ISSN 1016-5169 | E-ISSN 1308-4488
Archives of the Turkish Society of Cardiology - Turk Kardiyol Dern Ars: 35 (8)
Volume: 35  Issue: 8 - December 2007
ORIGINAL ARTICLE
1. Serum apolipoprotein E concentrations among Turks: information additive to genotype relative to dyslipidemia and metabolic syndrom
Altan Onat, Altan Onat, Gülay Hergenç, Erkan Ayhan, Zekeriya Kaya, Zekeriya Küçükdurmaz, Serkan Bulur, Günay Can, Nihan Erginel Ünaltuna
Pages 449 - 457
Objectives: We investigated the relationship of serum apolipoprotein E (apoE) levels with dyslipidemia and metabolic syndrome (MS) in the general population and their degree of independence of the apoE genotype.
Study design: This cross-sectional study included a random sample of Turkish adults whose serum apoE concentrations were measured. Metabolic syndrome was defined with the ATP-III criteria with modification for male abdominal obesity.
Results: Of 454 participants (222 men, 232 women; mean age 54.1±9.6 years), the median serum apoE concentration was 3.93 mg/dl with an interquartile range of 1.75 to 5.82 mg/dl. Higher apoE concentrations were found in male carriers of the ε4 allele than homozygous ε3 subjects. Multivariate analysis showed the apoE genotype (grouped into 3) as a determinant of apoE levels, and serum apoB levels as a major covariate.
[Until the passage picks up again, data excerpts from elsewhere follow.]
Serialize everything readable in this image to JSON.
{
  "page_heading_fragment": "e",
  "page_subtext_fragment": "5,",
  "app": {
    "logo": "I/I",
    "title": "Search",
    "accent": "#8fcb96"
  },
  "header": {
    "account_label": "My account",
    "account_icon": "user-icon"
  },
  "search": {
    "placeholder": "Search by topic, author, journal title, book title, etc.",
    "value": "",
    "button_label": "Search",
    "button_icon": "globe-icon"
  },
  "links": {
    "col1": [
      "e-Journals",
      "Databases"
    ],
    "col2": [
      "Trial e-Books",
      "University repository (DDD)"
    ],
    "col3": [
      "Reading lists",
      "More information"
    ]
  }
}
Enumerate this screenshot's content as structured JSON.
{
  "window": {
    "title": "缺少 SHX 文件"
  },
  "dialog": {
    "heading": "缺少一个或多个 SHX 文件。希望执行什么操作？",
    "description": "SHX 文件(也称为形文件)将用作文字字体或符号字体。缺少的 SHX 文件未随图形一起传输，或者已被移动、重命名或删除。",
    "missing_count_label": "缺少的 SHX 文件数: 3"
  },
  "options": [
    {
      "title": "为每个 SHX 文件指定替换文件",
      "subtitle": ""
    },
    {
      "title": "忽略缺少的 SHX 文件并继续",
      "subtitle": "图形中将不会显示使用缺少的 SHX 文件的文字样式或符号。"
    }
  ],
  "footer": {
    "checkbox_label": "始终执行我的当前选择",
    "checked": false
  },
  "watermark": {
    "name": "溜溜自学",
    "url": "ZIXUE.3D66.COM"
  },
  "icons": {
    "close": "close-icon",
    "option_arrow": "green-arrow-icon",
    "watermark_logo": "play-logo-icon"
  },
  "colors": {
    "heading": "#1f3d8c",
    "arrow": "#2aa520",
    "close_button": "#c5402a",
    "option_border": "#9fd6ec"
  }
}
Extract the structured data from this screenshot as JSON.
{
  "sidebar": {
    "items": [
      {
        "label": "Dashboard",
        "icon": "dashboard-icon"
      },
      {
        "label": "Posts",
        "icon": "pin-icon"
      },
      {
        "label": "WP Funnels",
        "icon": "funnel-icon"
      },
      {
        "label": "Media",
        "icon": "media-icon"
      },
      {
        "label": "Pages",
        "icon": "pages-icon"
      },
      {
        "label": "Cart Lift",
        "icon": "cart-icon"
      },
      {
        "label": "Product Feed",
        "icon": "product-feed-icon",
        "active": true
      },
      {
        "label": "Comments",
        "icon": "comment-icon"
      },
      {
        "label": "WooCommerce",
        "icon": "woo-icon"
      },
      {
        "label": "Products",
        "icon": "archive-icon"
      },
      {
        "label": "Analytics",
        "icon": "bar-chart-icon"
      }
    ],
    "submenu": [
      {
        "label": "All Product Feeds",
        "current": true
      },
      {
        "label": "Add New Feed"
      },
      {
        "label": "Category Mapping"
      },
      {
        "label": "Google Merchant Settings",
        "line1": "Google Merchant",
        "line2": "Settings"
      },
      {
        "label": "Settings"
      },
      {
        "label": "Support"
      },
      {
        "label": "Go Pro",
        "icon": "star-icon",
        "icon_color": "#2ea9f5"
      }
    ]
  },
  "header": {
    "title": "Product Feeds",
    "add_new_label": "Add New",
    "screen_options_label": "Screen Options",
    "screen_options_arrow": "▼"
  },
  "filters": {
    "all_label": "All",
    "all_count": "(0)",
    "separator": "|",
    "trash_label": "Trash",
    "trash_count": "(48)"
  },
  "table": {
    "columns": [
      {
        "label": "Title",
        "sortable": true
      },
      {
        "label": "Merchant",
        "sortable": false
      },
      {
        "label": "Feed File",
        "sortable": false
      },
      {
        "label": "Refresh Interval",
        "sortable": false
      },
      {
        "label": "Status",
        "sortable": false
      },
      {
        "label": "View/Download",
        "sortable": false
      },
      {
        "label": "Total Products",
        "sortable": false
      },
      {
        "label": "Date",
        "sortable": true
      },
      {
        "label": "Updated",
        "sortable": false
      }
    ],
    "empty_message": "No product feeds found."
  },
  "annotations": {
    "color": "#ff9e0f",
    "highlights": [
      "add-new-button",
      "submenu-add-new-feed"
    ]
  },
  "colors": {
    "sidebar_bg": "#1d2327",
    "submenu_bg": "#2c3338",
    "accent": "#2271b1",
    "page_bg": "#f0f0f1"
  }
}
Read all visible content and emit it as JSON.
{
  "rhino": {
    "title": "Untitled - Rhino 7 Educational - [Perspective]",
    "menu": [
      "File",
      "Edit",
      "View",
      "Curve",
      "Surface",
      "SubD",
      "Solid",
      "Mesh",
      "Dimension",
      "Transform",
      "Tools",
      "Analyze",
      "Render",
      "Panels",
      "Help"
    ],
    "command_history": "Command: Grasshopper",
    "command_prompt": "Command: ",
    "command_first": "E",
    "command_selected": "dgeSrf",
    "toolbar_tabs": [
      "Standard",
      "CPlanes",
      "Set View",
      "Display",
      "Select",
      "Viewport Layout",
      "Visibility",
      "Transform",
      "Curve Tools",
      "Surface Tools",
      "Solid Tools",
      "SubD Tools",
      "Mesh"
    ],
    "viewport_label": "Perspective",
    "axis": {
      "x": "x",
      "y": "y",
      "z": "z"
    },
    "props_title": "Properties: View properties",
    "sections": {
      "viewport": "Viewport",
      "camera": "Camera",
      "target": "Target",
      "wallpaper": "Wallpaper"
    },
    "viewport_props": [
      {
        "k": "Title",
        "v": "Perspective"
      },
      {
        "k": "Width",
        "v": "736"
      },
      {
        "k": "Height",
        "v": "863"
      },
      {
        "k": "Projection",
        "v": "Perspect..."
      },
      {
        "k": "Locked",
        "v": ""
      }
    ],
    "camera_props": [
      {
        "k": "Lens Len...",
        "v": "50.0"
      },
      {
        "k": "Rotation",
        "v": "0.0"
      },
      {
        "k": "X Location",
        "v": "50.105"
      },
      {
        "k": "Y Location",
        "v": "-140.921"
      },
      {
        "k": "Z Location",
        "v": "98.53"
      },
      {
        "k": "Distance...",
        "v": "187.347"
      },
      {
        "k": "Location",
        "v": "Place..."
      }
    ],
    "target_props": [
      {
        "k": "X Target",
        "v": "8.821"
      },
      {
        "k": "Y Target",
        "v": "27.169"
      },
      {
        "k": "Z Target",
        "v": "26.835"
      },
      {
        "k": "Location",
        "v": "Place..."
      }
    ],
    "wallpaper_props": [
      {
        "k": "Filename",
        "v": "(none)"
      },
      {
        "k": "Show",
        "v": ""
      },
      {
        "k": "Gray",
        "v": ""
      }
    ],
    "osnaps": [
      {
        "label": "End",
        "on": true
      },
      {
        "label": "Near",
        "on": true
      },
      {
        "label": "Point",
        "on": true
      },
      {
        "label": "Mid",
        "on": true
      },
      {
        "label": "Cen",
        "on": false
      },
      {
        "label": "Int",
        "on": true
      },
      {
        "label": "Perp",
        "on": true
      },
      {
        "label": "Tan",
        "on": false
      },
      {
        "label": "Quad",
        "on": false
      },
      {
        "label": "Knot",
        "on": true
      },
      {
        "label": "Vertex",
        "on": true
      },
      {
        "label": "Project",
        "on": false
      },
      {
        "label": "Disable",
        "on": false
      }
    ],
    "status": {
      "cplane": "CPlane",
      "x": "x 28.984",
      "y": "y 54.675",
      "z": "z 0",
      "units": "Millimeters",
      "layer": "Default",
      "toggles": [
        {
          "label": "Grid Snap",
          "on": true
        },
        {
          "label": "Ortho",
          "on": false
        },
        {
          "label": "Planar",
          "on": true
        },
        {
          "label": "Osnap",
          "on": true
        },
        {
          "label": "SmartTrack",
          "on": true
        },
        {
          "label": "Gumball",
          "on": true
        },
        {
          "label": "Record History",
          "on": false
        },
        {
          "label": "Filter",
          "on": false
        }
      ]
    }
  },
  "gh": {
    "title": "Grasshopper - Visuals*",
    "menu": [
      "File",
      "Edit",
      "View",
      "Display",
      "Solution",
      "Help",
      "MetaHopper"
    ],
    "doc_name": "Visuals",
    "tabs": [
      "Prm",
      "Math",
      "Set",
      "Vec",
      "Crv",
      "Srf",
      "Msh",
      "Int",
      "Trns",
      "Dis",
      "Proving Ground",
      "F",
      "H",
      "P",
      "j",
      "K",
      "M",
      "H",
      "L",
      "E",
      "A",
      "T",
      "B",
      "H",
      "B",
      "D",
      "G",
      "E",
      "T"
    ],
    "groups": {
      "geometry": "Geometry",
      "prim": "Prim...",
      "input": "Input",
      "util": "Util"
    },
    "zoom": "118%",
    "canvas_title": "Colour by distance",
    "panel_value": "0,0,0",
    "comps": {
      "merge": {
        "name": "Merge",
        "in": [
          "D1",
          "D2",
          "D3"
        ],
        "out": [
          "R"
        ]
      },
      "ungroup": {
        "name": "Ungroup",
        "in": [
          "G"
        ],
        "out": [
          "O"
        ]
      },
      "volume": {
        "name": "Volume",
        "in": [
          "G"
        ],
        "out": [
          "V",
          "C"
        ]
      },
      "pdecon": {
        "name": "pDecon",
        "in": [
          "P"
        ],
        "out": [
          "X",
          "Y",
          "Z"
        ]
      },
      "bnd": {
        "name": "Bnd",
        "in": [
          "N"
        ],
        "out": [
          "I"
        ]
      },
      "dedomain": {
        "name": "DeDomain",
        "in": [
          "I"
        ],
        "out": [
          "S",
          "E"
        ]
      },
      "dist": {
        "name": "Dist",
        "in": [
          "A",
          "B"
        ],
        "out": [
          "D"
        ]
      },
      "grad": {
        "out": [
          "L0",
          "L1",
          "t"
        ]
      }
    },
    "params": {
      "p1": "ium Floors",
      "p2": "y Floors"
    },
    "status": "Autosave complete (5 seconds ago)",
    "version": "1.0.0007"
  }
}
In logistic regression analysis, doubling of the apoE level showed significant associations, independent of the apoE polymorphism, with total cholesterol, elevated apoB (OR 4.54, 95% CI 2.83; 12.3) and triglyceride/HDL-cholesterol dyslipidemia (OR 2.82, 95% CI 1.67; 5.18). Doubling of the apoE level was also associated in both genders with MS (OR 1.72, 95% CI 1.24; 2.38), after adjustment for confounders.
Conclusion: ApoE concentrations in Turkish adults are significantly linked to serum total cholesterol, hyperapoB, and atherogenic dyslipidemia, independent of the apoE polymorphism. They are also significantly and independently associated with MS. Male carriers of the ε4 allele have no lower apoE concentrations than homozygous ε3 individuals, suggesting a close link between apoE and apoB levels.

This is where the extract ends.